Tribune. A l’heure où les forêts sont traitées comme des espaces à « gérer durablement » et où les milieux naturels sont saccagés au péril de notre avenir, je voudrais dire l’urgence absolue de reconstruire de grandes forêts primaires.
Est qualifiée de « primaire » une forêt n’ayant jamais été ni défrichée, ni exploitée, ni modifiée, de façon quelconque par l’homme. Si elle l’a été – ce qui est très souvent le cas – mais si un temps suffisant s’est écoulé sans intervention humaine, le caractère « primaire » sera de retour.

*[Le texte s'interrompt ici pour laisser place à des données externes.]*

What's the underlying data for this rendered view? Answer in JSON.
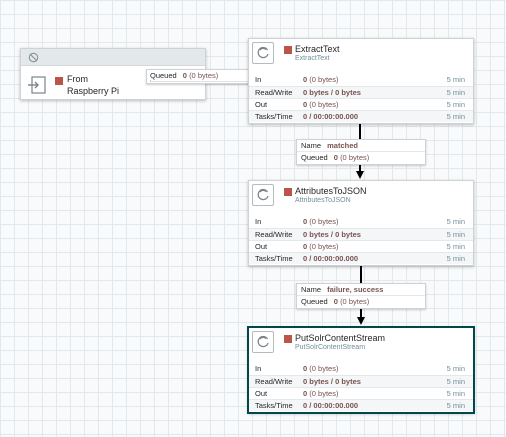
{
  "port": {
    "name_line1": "From",
    "name_line2": "Raspberry Pi",
    "queued_key": "Queued",
    "queued_count": "0",
    "queued_bytes": "(0 bytes)"
  },
  "processors": [
    {
      "name": "ExtractText",
      "type": "ExtractText",
      "stats": {
        "in": {
          "label": "In",
          "count": "0",
          "bytes": "(0 bytes)",
          "time": "5 min"
        },
        "rw": {
          "label": "Read/Write",
          "value": "0 bytes / 0 bytes",
          "time": "5 min"
        },
        "out": {
          "label": "Out",
          "count": "0",
          "bytes": "(0 bytes)",
          "time": "5 min"
        },
        "tasks": {
          "label": "Tasks/Time",
          "value": "0 / 00:00:00.000",
          "time": "5 min"
        }
      }
    },
    {
      "name": "AttributesToJSON",
      "type": "AttributesToJSON",
      "stats": {
        "in": {
          "label": "In",
          "count": "0",
          "bytes": "(0 bytes)",
          "time": "5 min"
        },
        "rw": {
          "label": "Read/Write",
          "value": "0 bytes / 0 bytes",
          "time": "5 min"
        },
        "out": {
          "label": "Out",
          "count": "0",
          "bytes": "(0 bytes)",
          "time": "5 min"
        },
        "tasks": {
          "label": "Tasks/Time",
          "value": "0 / 00:00:00.000",
          "time": "5 min"
        }
      }
    },
    {
      "name": "PutSolrContentStream",
      "type": "PutSolrContentStream",
      "stats": {
        "in": {
          "label": "In",
          "count": "0",
          "bytes": "(0 bytes)",
          "time": "5 min"
        },
        "rw": {
          "label": "Read/Write",
          "value": "0 bytes / 0 bytes",
          "time": "5 min"
        },
        "out": {
          "label": "Out",
          "count": "0",
          "bytes": "(0 bytes)",
          "time": "5 min"
        },
        "tasks": {
          "label": "Tasks/Time",
          "value": "0 / 00:00:00.000",
          "time": "5 min"
        }
      }
    }
  ],
  "connections": [
    {
      "name_key": "Name",
      "name": "matched",
      "queued_key": "Queued",
      "queued_count": "0",
      "queued_bytes": "(0 bytes)"
    },
    {
      "name_key": "Name",
      "name": "failure, success",
      "queued_key": "Queued",
      "queued_count": "0",
      "queued_bytes": "(0 bytes)"
    }
  ],
  "colors": {
    "stopped": "#ba554a",
    "selected_border": "#004849",
    "value_text": "#775351",
    "type_text": "#728e9b"
  }
}
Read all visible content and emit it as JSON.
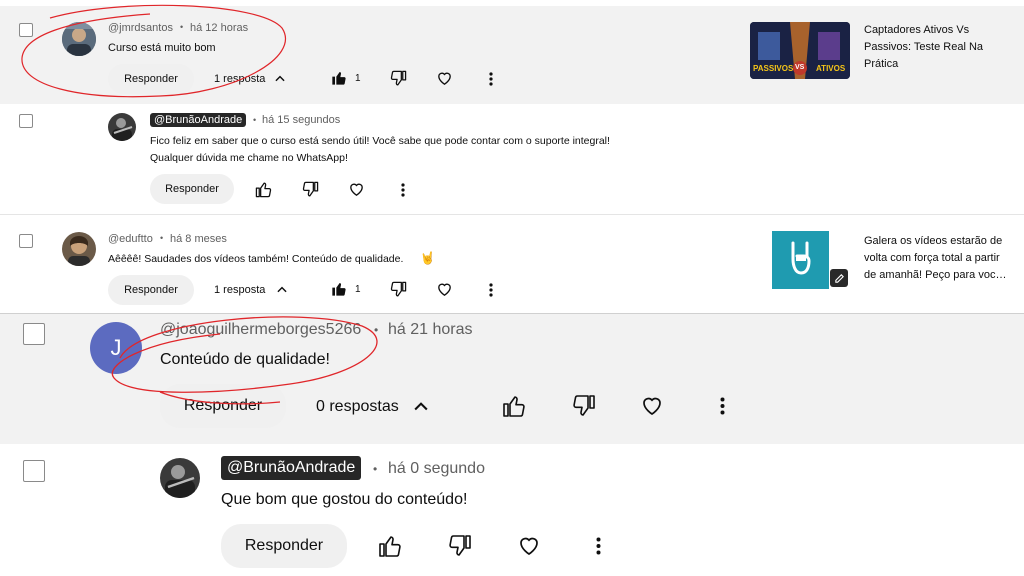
{
  "comments": [
    {
      "handle": "@jmrdsantos",
      "time": "há 12 horas",
      "text": "Curso está muito bom",
      "reply_label": "Responder",
      "replies_label": "1 resposta",
      "like_count": "1",
      "video_title": "Captadores Ativos Vs Passivos: Teste Real Na Prática",
      "thumb_text_left": "PASSIVOS",
      "thumb_text_right": "ATIVOS",
      "thumb_vs": "VS"
    },
    {
      "handle": "@BrunãoAndrade",
      "time": "há 15 segundos",
      "text_line1": "Fico feliz em saber que o curso está sendo útil! Você sabe que pode contar com o suporte integral!",
      "text_line2": "Qualquer dúvida me chame no WhatsApp!",
      "reply_label": "Responder"
    },
    {
      "handle": "@eduftto",
      "time": "há 8 meses",
      "text": "Aêêêê! Saudades dos vídeos também! Conteúdo de qualidade.",
      "emoji": "🤘",
      "reply_label": "Responder",
      "replies_label": "1 resposta",
      "like_count": "1",
      "video_title": "Galera os vídeos estarão de volta com força total a partir de amanhã! Peço para voc…"
    },
    {
      "handle": "@joaoguilhermeborges5266",
      "time": "há 21 horas",
      "text": "Conteúdo de qualidade!",
      "avatar_letter": "J",
      "reply_label": "Responder",
      "replies_label": "0 respostas"
    },
    {
      "handle": "@BrunãoAndrade",
      "time": "há 0 segundo",
      "text": "Que bom que gostou do conteúdo!",
      "reply_label": "Responder"
    }
  ],
  "separator": "•",
  "colors": {
    "annotation_red": "#e0262a",
    "highlight_bg": "#f2f2f2",
    "chip_bg": "#272727",
    "avatar_j": "#5c6bc0",
    "thumb_teal": "#1f9bb0"
  }
}
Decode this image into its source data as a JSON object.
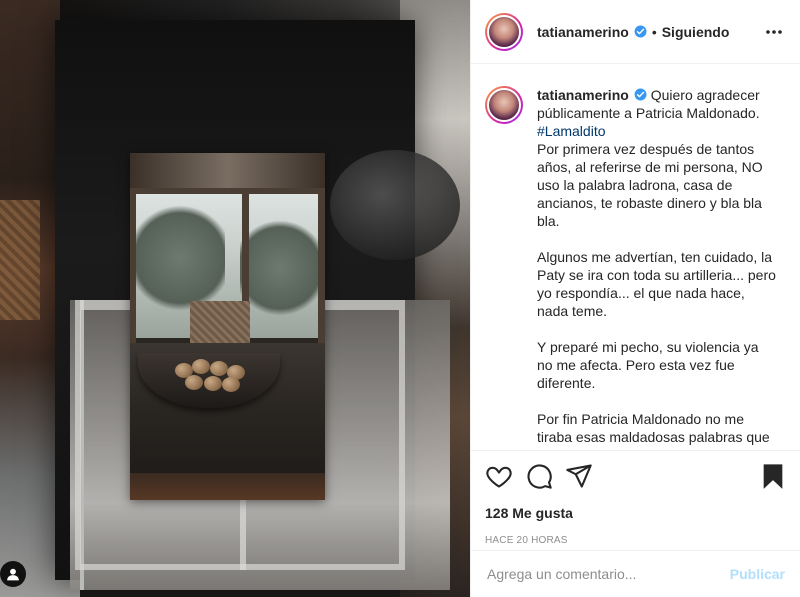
{
  "post": {
    "username": "tatianamerino",
    "verified": true,
    "follow_separator": "•",
    "follow_status": "Siguiendo",
    "more_icon": "more-horizontal-icon",
    "user_badge_icon": "person-icon"
  },
  "caption": {
    "username": "tatianamerino",
    "intro": "Quiero agradecer públicamente a Patricia Maldonado.",
    "hashtag": "#Lamaldito",
    "paragraphs": [
      "Por primera vez después de tantos años, al referirse de mi persona, NO uso la palabra ladrona, casa de ancianos, te robaste dinero y bla bla bla.",
      "Algunos me advertían, ten cuidado, la Paty se ira con toda su artilleria... pero yo respondía... el que nada hace, nada teme.",
      "Y preparé mi pecho, su violencia ya no me afecta. Pero esta vez fue diferente.",
      "Por fin Patricia Maldonado no me tiraba esas maldadosas palabras que"
    ]
  },
  "actions": {
    "like_icon": "heart-icon",
    "comment_icon": "comment-icon",
    "share_icon": "paper-plane-icon",
    "save_icon": "bookmark-icon",
    "likes": "128 Me gusta",
    "time_ago": "HACE 20 HORAS"
  },
  "comment_box": {
    "placeholder": "Agrega un comentario...",
    "publish_label": "Publicar"
  },
  "colors": {
    "verified_blue": "#3897f0",
    "hashtag": "#00376b",
    "publish_disabled": "#b2dffc",
    "muted": "#8e8e8e"
  }
}
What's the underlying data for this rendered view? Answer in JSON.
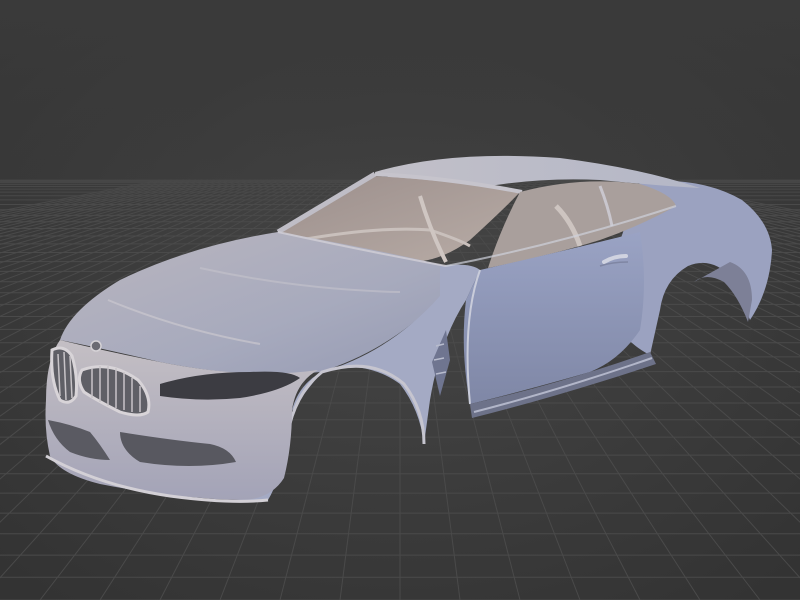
{
  "viewport": {
    "background_color": "#3d3d3d",
    "grid_color": "#474747",
    "model_color": "#a9adc2",
    "icon": "car-body-model"
  }
}
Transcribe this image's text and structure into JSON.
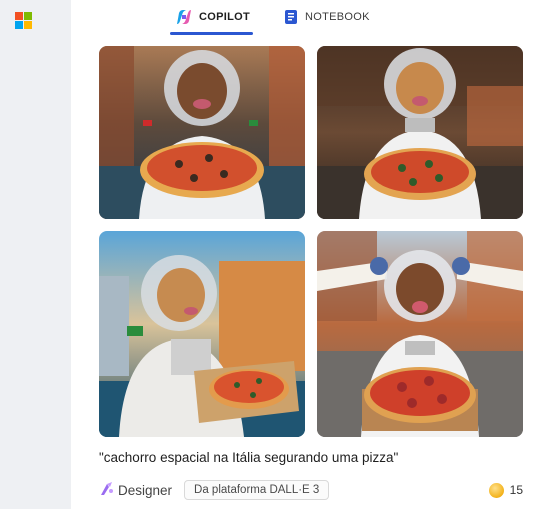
{
  "tabs": [
    {
      "label": "COPILOT",
      "icon": "copilot-icon",
      "active": true
    },
    {
      "label": "NOTEBOOK",
      "icon": "notebook-icon",
      "active": false
    }
  ],
  "brand": {
    "logo": "microsoft-logo"
  },
  "images": [
    {
      "alt_icon": "generated-image-1"
    },
    {
      "alt_icon": "generated-image-2"
    },
    {
      "alt_icon": "generated-image-3"
    },
    {
      "alt_icon": "generated-image-4"
    }
  ],
  "prompt_caption": "\"cachorro espacial na Itália segurando uma pizza\"",
  "footer": {
    "designer_label": "Designer",
    "platform_badge": "Da plataforma DALL·E 3",
    "boost_count": "15"
  },
  "colors": {
    "accent": "#2b57d1",
    "coin": "#f3b21a"
  }
}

Combien de temps faut-il pour que renaisse une forêt primaire à partir d’un sol défriché ? On l’estime à sept siècles dans les tropiques humides, où la croissance a lieu toute l’année, et à dix siècles aux latitudes tempérées, où la croissance, plus lente, s’arrête en hiver.
En plaine, les arbres poussent facilement et ils sont grands, droits et beaux : c’est la raison pour laquelle les forêts primaires de plaine ont disparu les premières. En montagne, les arbres ont moins d’intérêt économique et leur exploitation est plus difficile, voire impossible, ce qui met relativement à l’abri les forêts primaires d’altitude.

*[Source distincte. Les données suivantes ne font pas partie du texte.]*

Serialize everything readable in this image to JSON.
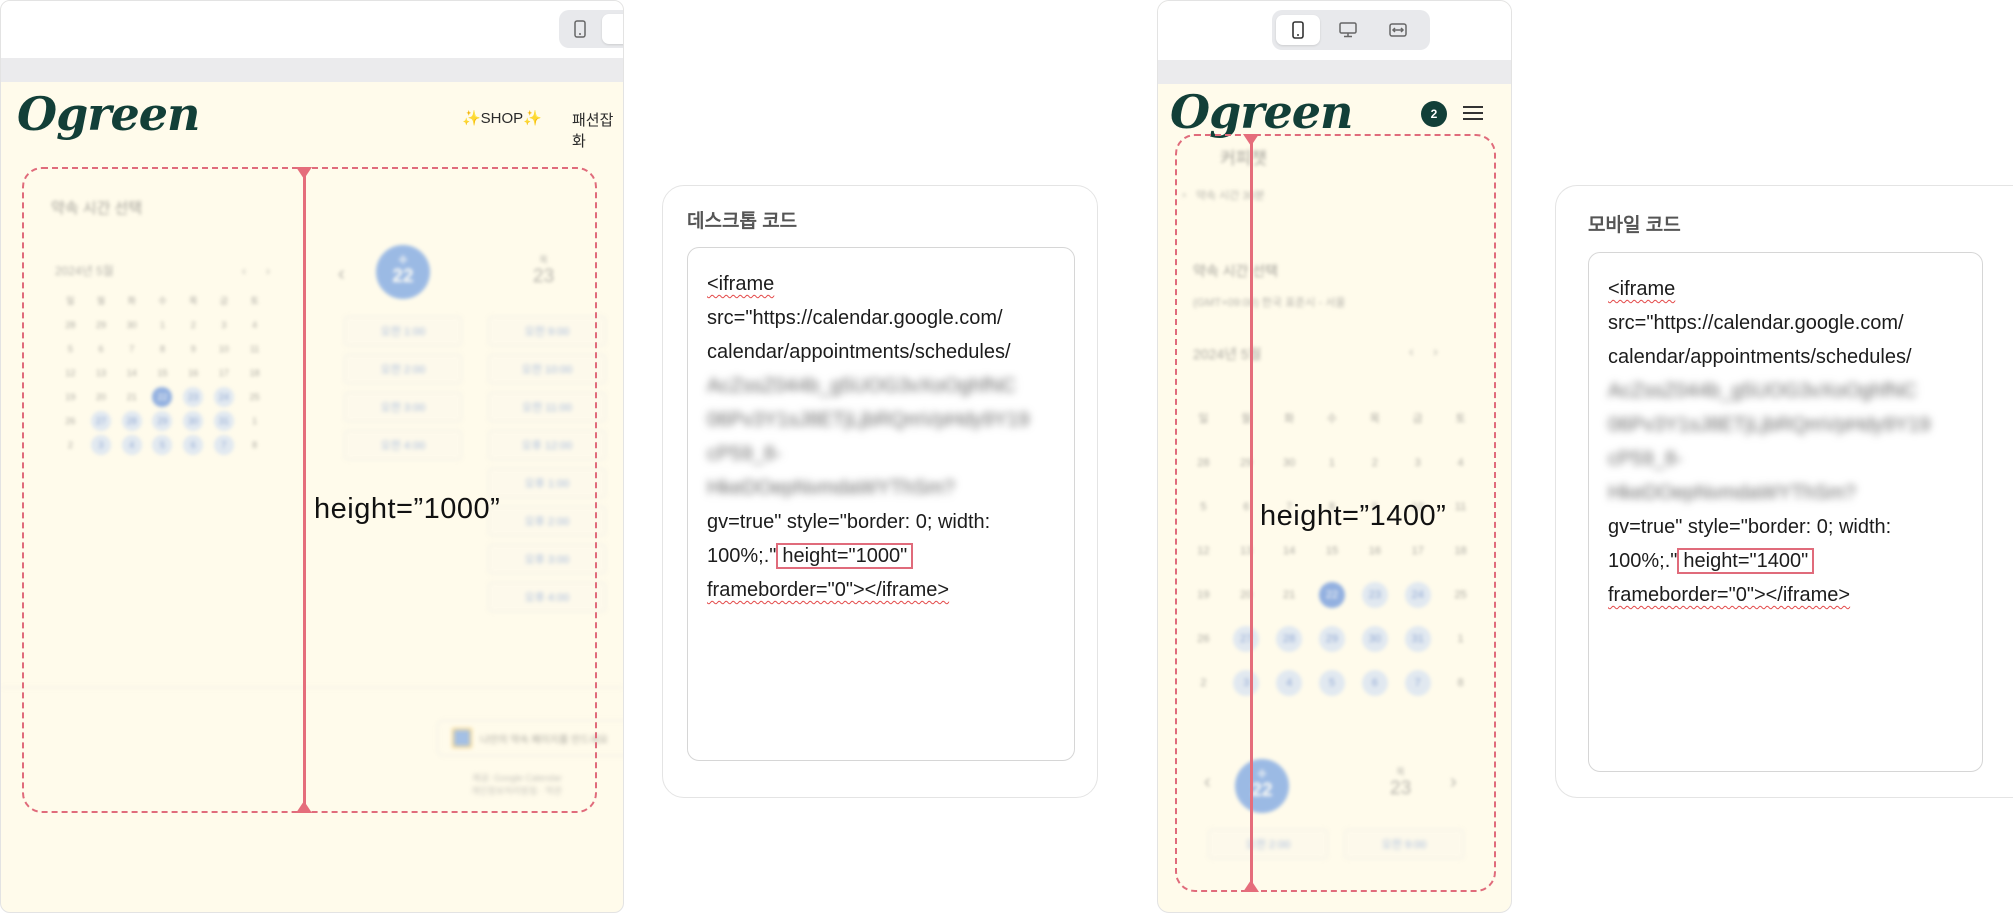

A part la forêt de Bialowieza, dans l’est de la Pologne – une merveille naturelle de 63 147 hectares –, l’Europe tempérée n’a plus de forêt primaire de plaine depuis 1850 environ. En revanche, la Russie, l’Australie, le Canada, les Etats-Unis et le Chili ont su conserver d’importantes surfaces de ces végétations naturelles qui, outre leurs fonctions écologiques majeures, sont à la fois prestigieuses par la richesse de leur faune et fascinantes par leur beauté.

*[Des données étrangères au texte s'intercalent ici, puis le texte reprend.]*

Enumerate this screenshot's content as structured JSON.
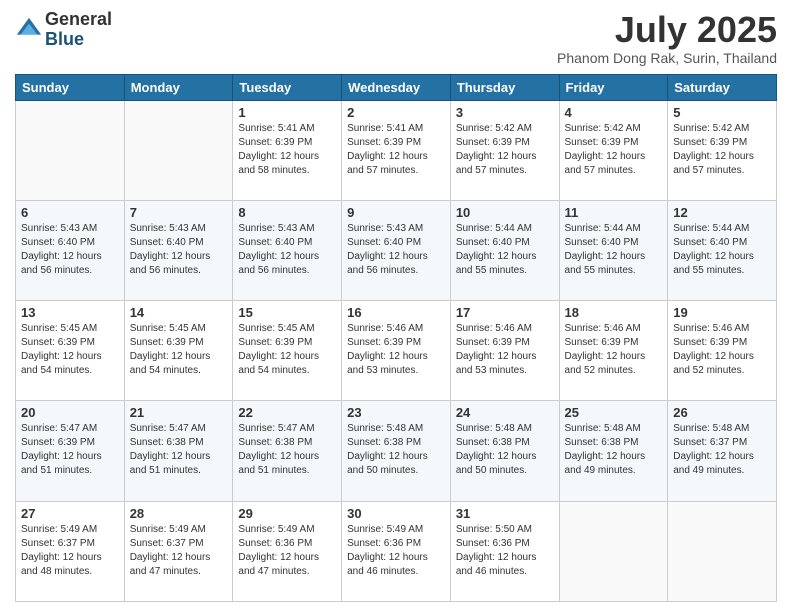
{
  "logo": {
    "general": "General",
    "blue": "Blue"
  },
  "title": "July 2025",
  "subtitle": "Phanom Dong Rak, Surin, Thailand",
  "days_of_week": [
    "Sunday",
    "Monday",
    "Tuesday",
    "Wednesday",
    "Thursday",
    "Friday",
    "Saturday"
  ],
  "weeks": [
    [
      {
        "day": "",
        "info": ""
      },
      {
        "day": "",
        "info": ""
      },
      {
        "day": "1",
        "info": "Sunrise: 5:41 AM\nSunset: 6:39 PM\nDaylight: 12 hours and 58 minutes."
      },
      {
        "day": "2",
        "info": "Sunrise: 5:41 AM\nSunset: 6:39 PM\nDaylight: 12 hours and 57 minutes."
      },
      {
        "day": "3",
        "info": "Sunrise: 5:42 AM\nSunset: 6:39 PM\nDaylight: 12 hours and 57 minutes."
      },
      {
        "day": "4",
        "info": "Sunrise: 5:42 AM\nSunset: 6:39 PM\nDaylight: 12 hours and 57 minutes."
      },
      {
        "day": "5",
        "info": "Sunrise: 5:42 AM\nSunset: 6:39 PM\nDaylight: 12 hours and 57 minutes."
      }
    ],
    [
      {
        "day": "6",
        "info": "Sunrise: 5:43 AM\nSunset: 6:40 PM\nDaylight: 12 hours and 56 minutes."
      },
      {
        "day": "7",
        "info": "Sunrise: 5:43 AM\nSunset: 6:40 PM\nDaylight: 12 hours and 56 minutes."
      },
      {
        "day": "8",
        "info": "Sunrise: 5:43 AM\nSunset: 6:40 PM\nDaylight: 12 hours and 56 minutes."
      },
      {
        "day": "9",
        "info": "Sunrise: 5:43 AM\nSunset: 6:40 PM\nDaylight: 12 hours and 56 minutes."
      },
      {
        "day": "10",
        "info": "Sunrise: 5:44 AM\nSunset: 6:40 PM\nDaylight: 12 hours and 55 minutes."
      },
      {
        "day": "11",
        "info": "Sunrise: 5:44 AM\nSunset: 6:40 PM\nDaylight: 12 hours and 55 minutes."
      },
      {
        "day": "12",
        "info": "Sunrise: 5:44 AM\nSunset: 6:40 PM\nDaylight: 12 hours and 55 minutes."
      }
    ],
    [
      {
        "day": "13",
        "info": "Sunrise: 5:45 AM\nSunset: 6:39 PM\nDaylight: 12 hours and 54 minutes."
      },
      {
        "day": "14",
        "info": "Sunrise: 5:45 AM\nSunset: 6:39 PM\nDaylight: 12 hours and 54 minutes."
      },
      {
        "day": "15",
        "info": "Sunrise: 5:45 AM\nSunset: 6:39 PM\nDaylight: 12 hours and 54 minutes."
      },
      {
        "day": "16",
        "info": "Sunrise: 5:46 AM\nSunset: 6:39 PM\nDaylight: 12 hours and 53 minutes."
      },
      {
        "day": "17",
        "info": "Sunrise: 5:46 AM\nSunset: 6:39 PM\nDaylight: 12 hours and 53 minutes."
      },
      {
        "day": "18",
        "info": "Sunrise: 5:46 AM\nSunset: 6:39 PM\nDaylight: 12 hours and 52 minutes."
      },
      {
        "day": "19",
        "info": "Sunrise: 5:46 AM\nSunset: 6:39 PM\nDaylight: 12 hours and 52 minutes."
      }
    ],
    [
      {
        "day": "20",
        "info": "Sunrise: 5:47 AM\nSunset: 6:39 PM\nDaylight: 12 hours and 51 minutes."
      },
      {
        "day": "21",
        "info": "Sunrise: 5:47 AM\nSunset: 6:38 PM\nDaylight: 12 hours and 51 minutes."
      },
      {
        "day": "22",
        "info": "Sunrise: 5:47 AM\nSunset: 6:38 PM\nDaylight: 12 hours and 51 minutes."
      },
      {
        "day": "23",
        "info": "Sunrise: 5:48 AM\nSunset: 6:38 PM\nDaylight: 12 hours and 50 minutes."
      },
      {
        "day": "24",
        "info": "Sunrise: 5:48 AM\nSunset: 6:38 PM\nDaylight: 12 hours and 50 minutes."
      },
      {
        "day": "25",
        "info": "Sunrise: 5:48 AM\nSunset: 6:38 PM\nDaylight: 12 hours and 49 minutes."
      },
      {
        "day": "26",
        "info": "Sunrise: 5:48 AM\nSunset: 6:37 PM\nDaylight: 12 hours and 49 minutes."
      }
    ],
    [
      {
        "day": "27",
        "info": "Sunrise: 5:49 AM\nSunset: 6:37 PM\nDaylight: 12 hours and 48 minutes."
      },
      {
        "day": "28",
        "info": "Sunrise: 5:49 AM\nSunset: 6:37 PM\nDaylight: 12 hours and 47 minutes."
      },
      {
        "day": "29",
        "info": "Sunrise: 5:49 AM\nSunset: 6:36 PM\nDaylight: 12 hours and 47 minutes."
      },
      {
        "day": "30",
        "info": "Sunrise: 5:49 AM\nSunset: 6:36 PM\nDaylight: 12 hours and 46 minutes."
      },
      {
        "day": "31",
        "info": "Sunrise: 5:50 AM\nSunset: 6:36 PM\nDaylight: 12 hours and 46 minutes."
      },
      {
        "day": "",
        "info": ""
      },
      {
        "day": "",
        "info": ""
      }
    ]
  ]
}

En ce début de XXIe siècle, de graves problèmes forestiers se font jour sous toutes les latitudes et, l’actualité en témoigne, la déforestation s’accélère. C’est pourquoi il est particulièrement préoccupant que Bialowieza, la seule forêt primaire de plaine européenne, soit menacée dans son existence même par l’incurie et le manque de sensibilité écologique de l’actuel gouvernement polonais, en dépit des mises en garde et des rappels à l’ordre de l’Union européenne. Ne pas réagir serait s’exposer à ne plus avoir en Europe que des forêts secondaires, c’est-à-dire appauvries et dégradées.
Projet transgénérationnel
Face aux menaces d’exploitation qui pèsent sur cette forêt, ma réaction est non seulement de rappeler l’exigence de préservation de ce lieu indispensable, mais de dire aussi, et peut-être surtout, qu’il importe aujourd’hui de créer les conditions d’un retour à la présence de forêts primaires de plaine en Europe de l’Ouest.